“Este espaço vai ser um centro cultural que engloba várias atividades que estão ligadas ao teatro, artes performativas e formação”, explica à Lusa a atriz, dramaturga e produtora moçambicana, numa visita guiada pelo edifício que vai acolher a iniciativa, no centro da capital moçambicana.
Mais do que uma escola, Manuela Soeiro está a montar, há mais de três anos, um espaço de cultura a partir de “elementos da natureza”, cruzando teatro com arte artesanal, com uma coleção de obras pessoais coletadas durante anos, dando ao espaço uma identidade singular.
“Vamos abrir aqui um museu, que já está praticamente pronto e que será inaugurado no Dia Internacional dos Museus [17 de maio]”, explica a dramaturga, frisando que a ideia é promover um espaço “verdadeiramente de cultura no centro da capital moçambicana”.
Em oposição à tendência de “elitização” das artes cénicas em Moçambique, Manuela quer também levar o teatro à periferia, dentro e fora da capital, valorizando a “riqueza esquecida” na tradição diversificada que compõem as comunidades dos becos e ruelas dos subúrbios das cidades.
“Queremos lembrar às pessoas, sobretudo na periferia, o valor que elas têm ali”, acrescenta a atriz, que quer que esta iniciativa seja replicada por outras províncias moçambicanas.
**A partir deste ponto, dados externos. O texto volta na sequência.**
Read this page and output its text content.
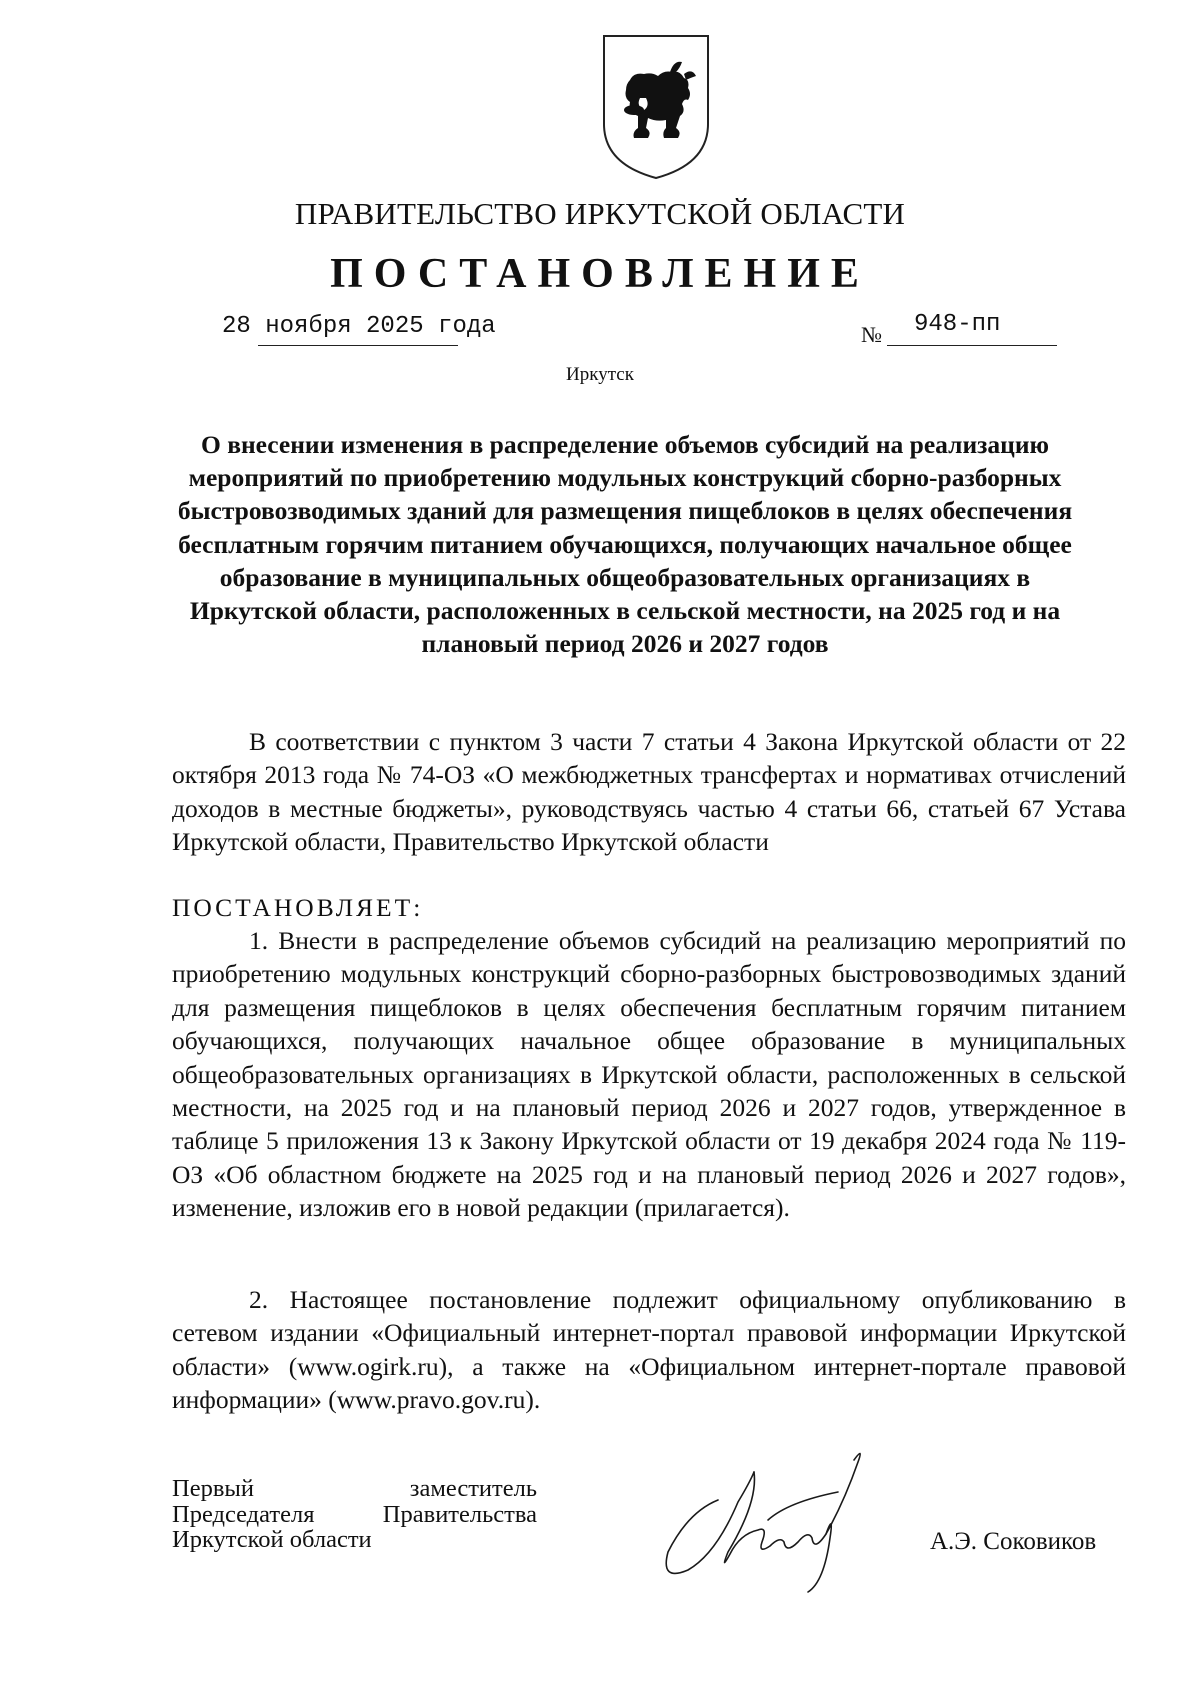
ПРАВИТЕЛЬСТВО ИРКУТСКОЙ ОБЛАСТИ
ПОСТАНОВЛЕНИЕ
28 ноября 2025 года	№ 948-пп
Иркутск
О внесении изменения в распределение объемов субсидий на реализацию мероприятий по приобретению модульных конструкций сборно-разборных быстровозводимых зданий для размещения пищеблоков в целях обеспечения бесплатным горячим питанием обучающихся, получающих начальное общее образование в муниципальных общеобразовательных организациях в Иркутской области, расположенных в сельской местности, на 2025 год и на плановый период 2026 и 2027 годов
В соответствии с пунктом 3 части 7 статьи 4 Закона Иркутской области от 22 октября 2013 года № 74-ОЗ «О межбюджетных трансфертах и нормативах отчислений доходов в местные бюджеты», руководствуясь частью 4 статьи 66, статьей 67 Устава Иркутской области, Правительство Иркутской области
ПОСТАНОВЛЯЕТ:
1. Внести в распределение объемов субсидий на реализацию мероприятий по приобретению модульных конструкций сборно-разборных быстровозводимых зданий для размещения пищеблоков в целях обеспечения бесплатным горячим питанием обучающихся, получающих начальное общее образование в муниципальных общеобразовательных организациях в Иркутской области, расположенных в сельской местности, на 2025 год и на плановый период 2026 и 2027 годов, утвержденное в таблице 5 приложения 13 к Закону Иркутской области от 19 декабря 2024 года № 119-ОЗ «Об областном бюджете на 2025 год и на плановый период 2026 и 2027 годов», изменение, изложив его в новой редакции (прилагается).
2. Настоящее постановление подлежит официальному опубликованию в сетевом издании «Официальный интернет-портал правовой информации Иркутской области» (www.ogirk.ru), а также на «Официальном интернет-портале правовой информации» (www.pravo.gov.ru).
Первый заместитель
Председателя Правительства
Иркутской области	А.Э. Соковиков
O cento cultural “Sabura” é mais um contributo de uma dramaturga por muitos considerada o “último pilar” da “escola clássica” do teatro em Moçambique, tendo sido uma das fundadoras do primeiro grupo teatral profissional no país: Mutumbela Gogo, criado em 1986.
No seu percurso de mais de 50 anos, Manuela destaca as influências da atriz portuguesa Maria do Céu Guerra, com quem trabalhou pela primeira vez em 1977 e em quem buscou inspiração para a criação do seu primeiro grupo de teatro profissional.
De professora de Educação Física para uma das mais respeitadas dramaturgas moçambicanas, a atriz lembra que não foram só as influências de Maria do Céu Guerra que a “empurraram” ao fascínio pelas artes cénicas profissionais: o contexto histórico em que cresceu, após a independência de Moçambique (1975), foi fundamental.
“Na altura, quando a Frente de Libertação de Moçambique (Frelimo) chegou, nós fomos com toda a energia. Entregámo-nos por inteiro, com tudo. Acreditávamos naquela convicção, na luta e na ideia de uma independência verdadeira. (Os ideais) de Eduardo Mondlane e Samora Machel eram qualquer coisa de surpreendente: Ideais que eram, sobretudo, pela defesa do povo”, refere Manuela Soeiro, lembrando que este foi um dos motivos que a fez abraçar uma arte cujo centro são as pessoas.
“O povo estava em primeiro lugar e nós entrámos de uma forma total. Foi isso que fez com que eu preservasse estes espíritos”, assinala.
Nestas décadas de carreira, pelas mãos de Manuela passaram dezenas de atores e atrizes, seja nos grupos amadores durante a década de 1970, como posteriormente no icónico Teatro Avenida, onde o seu grupo começou a fazer apresentações teatrais.
“Eu coleciono arte e não pessoas”, diz a dramaturga, com um sorriso leve no rosto, quando questionada sobre a quantidade de atores renomados hoje em Moçambique que passaram pelas suas mãos.
O escritor moçambicano Mia Couto descreve-a como a “grande mãe do teatro moçambicano”, uma figura que fez esta arte possível quando o país estava ainda a dar os seus primeiros passos.
“Ela estava num lugar que não era só de quem produzia. Ela impulsionou tudo. Ela convocou todas as forças que podiam estar ali. E era preciso uma mulher, uma pessoa que fosse uma grande batalhadora, porque àquela altura não havia um prego, não havia uma tábua, não havia nada. Montou aquela padaria para alimentar o teatro. É uma coisa quase simbólica”, disse Mia Couto sobre o percurso da dramaturga.
Manuela Soeiro nasceu em 24 de janeiro de 1945, na ilha do Ibo, na província de Cabo Delgado, norte de Moçambique.
Hoje, com a escola de teatro, a intenção de Manuela é contribuir, uma vez mais, para o surgimento de novas caras nas artes cénicas em Moçambique, num período por ela descrito como “rico” e cheio de alternativas para as artes performativas, em alusão às novas tecnologias.
“O que eu quero transmitir é aquilo que fez de mim aquilo que eu sou”, conclui a dramaturga.